Rojo, 41, told The Washington Post that he was using the strike not only to protest the decision about his own future in academia but to question the role of faculty members in the tenure process.

“What I’m trying to make the administration understand is, if in fact these decisions are primarily faculty decisions and the decision has been made overwhelmingly in my favor, then the nonconcurrence of the president should be relatively a minor blip,” Rojo said.

A Lafayette College spokesman issued a statement to The Post and said the college would not be commenting further on the case: “As we’ve previously stated, we were very concerned to learn from Professor Rojo that he had commenced a hunger strike in response to his recent tenure denial. We are of course not able to comment on the specifics of this case,” the statement said. “However, in this tenure case, as in all others, we followed our procedures as laid out in the college’s faculty handbook. We respect Professor Rojo’s right to disagree with the decision but hope he will express his views in a way that does not endanger his health.””

At least Lafayette is even trying to pretend to give a shit.

“Lafayette College president Alison Byerly denied his tenure, citing negative student evaluations Rojo had received in his upper-level courses. The board of trustees backed her up. Rojo said that “in many cases, students can confuse likability with ability” and it was unfair to use those evaluations as the basis for a tenure denial when his colleagues had overwhelmingly supported him.

“As you probably know, student evaluations can be very subjective,” he said. “In any course that one teaches, there’s likely to be at least one student that doesn’t respond well. There are definitely negative comments in my evaluations. I certainly don’t hide from them. … But those are not the only ways in which performance is evaluated.”

Rojo said he did not have significant interactions with Byerly before the tenure denial, aside from some faculty meetings in which he had voiced his displeasure regarding changes in their health-insurance premiums.”

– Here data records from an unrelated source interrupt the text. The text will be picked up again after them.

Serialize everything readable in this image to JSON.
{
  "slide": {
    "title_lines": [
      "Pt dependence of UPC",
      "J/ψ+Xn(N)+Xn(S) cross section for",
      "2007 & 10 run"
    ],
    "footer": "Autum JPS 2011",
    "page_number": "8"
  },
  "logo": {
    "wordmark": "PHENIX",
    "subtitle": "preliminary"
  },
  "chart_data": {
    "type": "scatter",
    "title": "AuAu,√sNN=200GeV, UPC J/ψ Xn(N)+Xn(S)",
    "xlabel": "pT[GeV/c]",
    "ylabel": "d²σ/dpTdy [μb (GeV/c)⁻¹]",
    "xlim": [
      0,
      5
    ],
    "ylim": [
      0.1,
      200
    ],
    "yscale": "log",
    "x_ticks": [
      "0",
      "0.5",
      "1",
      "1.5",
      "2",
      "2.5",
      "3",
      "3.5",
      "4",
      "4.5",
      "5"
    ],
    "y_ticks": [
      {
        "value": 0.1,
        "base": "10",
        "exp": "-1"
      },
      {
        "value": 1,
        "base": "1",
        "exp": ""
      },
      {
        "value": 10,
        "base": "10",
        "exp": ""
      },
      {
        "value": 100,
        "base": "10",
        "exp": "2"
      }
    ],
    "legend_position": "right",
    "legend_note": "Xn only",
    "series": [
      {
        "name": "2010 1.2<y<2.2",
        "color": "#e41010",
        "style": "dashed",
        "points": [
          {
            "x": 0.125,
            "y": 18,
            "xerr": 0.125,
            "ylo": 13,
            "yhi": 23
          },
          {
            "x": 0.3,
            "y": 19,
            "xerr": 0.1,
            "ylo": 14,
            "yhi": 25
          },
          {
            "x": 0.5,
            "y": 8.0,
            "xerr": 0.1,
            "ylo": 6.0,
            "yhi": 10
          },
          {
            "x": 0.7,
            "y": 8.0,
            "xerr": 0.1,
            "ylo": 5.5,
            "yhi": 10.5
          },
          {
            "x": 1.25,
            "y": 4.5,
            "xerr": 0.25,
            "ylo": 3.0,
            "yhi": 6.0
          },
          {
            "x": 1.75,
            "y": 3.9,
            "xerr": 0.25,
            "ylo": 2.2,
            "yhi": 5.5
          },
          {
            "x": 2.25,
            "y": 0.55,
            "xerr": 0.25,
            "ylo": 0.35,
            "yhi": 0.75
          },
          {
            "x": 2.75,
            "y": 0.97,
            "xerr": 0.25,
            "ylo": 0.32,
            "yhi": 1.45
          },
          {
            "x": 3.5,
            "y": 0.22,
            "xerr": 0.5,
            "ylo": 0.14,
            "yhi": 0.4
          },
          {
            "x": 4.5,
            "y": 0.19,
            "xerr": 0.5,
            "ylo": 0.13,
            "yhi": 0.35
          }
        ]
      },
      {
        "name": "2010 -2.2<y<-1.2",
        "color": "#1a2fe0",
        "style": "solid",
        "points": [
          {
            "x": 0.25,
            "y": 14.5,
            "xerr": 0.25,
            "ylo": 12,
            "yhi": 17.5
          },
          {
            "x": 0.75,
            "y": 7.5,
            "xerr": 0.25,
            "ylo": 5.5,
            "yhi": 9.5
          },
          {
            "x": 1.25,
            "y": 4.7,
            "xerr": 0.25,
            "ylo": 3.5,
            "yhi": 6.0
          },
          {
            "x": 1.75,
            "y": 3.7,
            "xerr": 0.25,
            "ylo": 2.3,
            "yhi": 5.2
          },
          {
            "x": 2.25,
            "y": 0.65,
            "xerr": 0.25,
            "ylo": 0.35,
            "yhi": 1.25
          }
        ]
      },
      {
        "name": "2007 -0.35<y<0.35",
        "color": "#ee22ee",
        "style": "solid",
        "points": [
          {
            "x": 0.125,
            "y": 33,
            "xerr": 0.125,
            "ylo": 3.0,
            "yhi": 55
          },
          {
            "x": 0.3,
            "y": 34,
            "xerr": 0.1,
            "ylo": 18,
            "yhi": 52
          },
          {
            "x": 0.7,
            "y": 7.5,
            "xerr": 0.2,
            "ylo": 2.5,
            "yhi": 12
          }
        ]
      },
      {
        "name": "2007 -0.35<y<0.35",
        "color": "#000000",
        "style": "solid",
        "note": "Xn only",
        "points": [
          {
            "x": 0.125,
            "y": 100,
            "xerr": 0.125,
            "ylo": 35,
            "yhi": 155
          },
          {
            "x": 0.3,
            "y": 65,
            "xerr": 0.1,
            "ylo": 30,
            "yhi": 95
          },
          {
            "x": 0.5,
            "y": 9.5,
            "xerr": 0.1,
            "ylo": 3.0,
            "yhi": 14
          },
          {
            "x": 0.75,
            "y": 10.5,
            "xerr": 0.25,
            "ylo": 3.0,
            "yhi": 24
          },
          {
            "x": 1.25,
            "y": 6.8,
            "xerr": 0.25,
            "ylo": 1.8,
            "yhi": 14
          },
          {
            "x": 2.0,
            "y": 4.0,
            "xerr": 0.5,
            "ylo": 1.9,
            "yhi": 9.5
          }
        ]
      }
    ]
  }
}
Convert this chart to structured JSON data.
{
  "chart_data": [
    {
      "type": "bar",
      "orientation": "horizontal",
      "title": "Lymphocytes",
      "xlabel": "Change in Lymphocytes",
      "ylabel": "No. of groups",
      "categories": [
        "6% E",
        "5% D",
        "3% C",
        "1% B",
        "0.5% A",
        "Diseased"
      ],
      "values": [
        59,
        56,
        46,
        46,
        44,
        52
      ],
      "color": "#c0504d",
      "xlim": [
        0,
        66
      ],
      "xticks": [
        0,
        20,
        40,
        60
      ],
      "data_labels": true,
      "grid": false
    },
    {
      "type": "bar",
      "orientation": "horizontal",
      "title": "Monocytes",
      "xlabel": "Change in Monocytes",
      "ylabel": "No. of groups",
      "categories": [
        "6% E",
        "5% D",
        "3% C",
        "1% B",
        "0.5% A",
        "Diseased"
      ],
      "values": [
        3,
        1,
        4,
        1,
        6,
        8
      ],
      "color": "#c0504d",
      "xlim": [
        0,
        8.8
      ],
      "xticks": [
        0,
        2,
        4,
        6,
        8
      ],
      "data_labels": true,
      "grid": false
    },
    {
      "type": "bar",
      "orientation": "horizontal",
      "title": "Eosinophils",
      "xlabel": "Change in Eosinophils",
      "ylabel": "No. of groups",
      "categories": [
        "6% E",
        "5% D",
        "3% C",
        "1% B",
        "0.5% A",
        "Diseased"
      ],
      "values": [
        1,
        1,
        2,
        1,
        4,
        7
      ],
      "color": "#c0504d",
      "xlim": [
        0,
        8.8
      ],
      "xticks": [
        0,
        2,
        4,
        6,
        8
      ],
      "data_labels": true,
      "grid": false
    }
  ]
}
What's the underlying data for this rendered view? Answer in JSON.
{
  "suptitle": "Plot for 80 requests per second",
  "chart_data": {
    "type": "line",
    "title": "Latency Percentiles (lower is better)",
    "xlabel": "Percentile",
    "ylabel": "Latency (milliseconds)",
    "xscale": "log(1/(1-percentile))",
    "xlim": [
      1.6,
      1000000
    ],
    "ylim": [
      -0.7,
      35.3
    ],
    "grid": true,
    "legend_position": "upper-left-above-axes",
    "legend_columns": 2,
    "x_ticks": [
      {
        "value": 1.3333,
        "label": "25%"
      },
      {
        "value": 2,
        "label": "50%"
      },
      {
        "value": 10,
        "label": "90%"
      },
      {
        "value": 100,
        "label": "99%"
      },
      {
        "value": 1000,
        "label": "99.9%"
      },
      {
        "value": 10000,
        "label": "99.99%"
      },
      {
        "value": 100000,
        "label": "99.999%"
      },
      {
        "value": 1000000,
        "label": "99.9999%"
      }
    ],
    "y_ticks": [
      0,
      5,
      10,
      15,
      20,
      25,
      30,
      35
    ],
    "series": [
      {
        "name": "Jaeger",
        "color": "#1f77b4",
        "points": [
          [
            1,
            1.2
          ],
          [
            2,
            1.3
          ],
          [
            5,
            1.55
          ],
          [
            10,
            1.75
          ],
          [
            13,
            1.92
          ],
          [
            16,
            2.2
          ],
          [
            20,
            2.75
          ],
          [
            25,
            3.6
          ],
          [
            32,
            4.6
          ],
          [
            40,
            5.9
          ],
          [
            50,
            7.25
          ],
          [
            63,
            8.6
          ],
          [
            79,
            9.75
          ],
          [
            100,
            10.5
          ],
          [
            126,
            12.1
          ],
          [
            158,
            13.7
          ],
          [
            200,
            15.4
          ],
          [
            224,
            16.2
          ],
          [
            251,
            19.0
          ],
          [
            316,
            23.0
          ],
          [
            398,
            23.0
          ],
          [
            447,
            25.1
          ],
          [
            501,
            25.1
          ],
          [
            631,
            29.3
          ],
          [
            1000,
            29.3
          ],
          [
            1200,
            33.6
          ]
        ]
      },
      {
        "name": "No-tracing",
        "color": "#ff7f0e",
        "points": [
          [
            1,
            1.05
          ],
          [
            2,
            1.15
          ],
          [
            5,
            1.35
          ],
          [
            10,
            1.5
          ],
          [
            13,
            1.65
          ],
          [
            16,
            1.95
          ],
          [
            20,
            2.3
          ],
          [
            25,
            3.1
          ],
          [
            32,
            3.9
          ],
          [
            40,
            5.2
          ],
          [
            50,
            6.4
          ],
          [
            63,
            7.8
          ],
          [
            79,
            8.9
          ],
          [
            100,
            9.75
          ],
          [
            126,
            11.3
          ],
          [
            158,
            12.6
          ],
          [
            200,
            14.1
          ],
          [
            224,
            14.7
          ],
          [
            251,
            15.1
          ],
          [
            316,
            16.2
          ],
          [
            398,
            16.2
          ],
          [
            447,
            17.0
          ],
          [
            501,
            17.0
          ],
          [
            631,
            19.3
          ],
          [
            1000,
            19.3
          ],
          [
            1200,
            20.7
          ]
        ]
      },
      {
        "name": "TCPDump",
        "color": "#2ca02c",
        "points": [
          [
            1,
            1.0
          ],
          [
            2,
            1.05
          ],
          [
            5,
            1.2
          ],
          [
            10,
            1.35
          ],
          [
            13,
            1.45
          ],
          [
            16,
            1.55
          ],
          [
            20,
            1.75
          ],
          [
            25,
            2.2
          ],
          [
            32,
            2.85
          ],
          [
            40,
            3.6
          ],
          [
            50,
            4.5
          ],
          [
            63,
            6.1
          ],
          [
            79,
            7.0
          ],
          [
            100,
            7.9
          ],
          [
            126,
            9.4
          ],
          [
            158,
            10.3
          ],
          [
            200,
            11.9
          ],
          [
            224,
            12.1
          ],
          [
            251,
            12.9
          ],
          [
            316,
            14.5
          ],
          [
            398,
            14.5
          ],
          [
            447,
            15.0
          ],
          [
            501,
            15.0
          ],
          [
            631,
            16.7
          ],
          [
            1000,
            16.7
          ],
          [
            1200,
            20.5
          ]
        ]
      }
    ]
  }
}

Welp, there’s your answer, Juan. The few times you’ve met with the one person who can make or break your tenure, you publicly denounced one of her policies. I mean, have you never seen a mob movie? If the head of the family even gets a whiff of insurrection, he’ll turn everyone in the room into fish food. And I really don’t understand what a hunger strike might accomplish. Sure, it gets people talking about you, but they’re not saying anything nice. “Yeah, I mean, I hope he doesn’t hurt himself, but also we’re not changing our minds.” It’s like when people get all upset after they get dumped. “If you don’t take me back I’m going to cut my hand off and mail it to you so you can possess the part of me that was always there to pick you up when you fell!!” If anything, that just further proves how correct everyone was. You can’t have someone who refuses to eat after not getting what he wanted teaching a classroom. Then it teaches him that’s ok. Soon, he’ll be striking over everything. “May I suggest we add a gluten-free option to the faculty lunch menu?” “Yeah we’re not doing that.” “Well then you can take all these plastic forks and knives I keep in my desk because I won’t be needing them until I get my gluten free menu items.”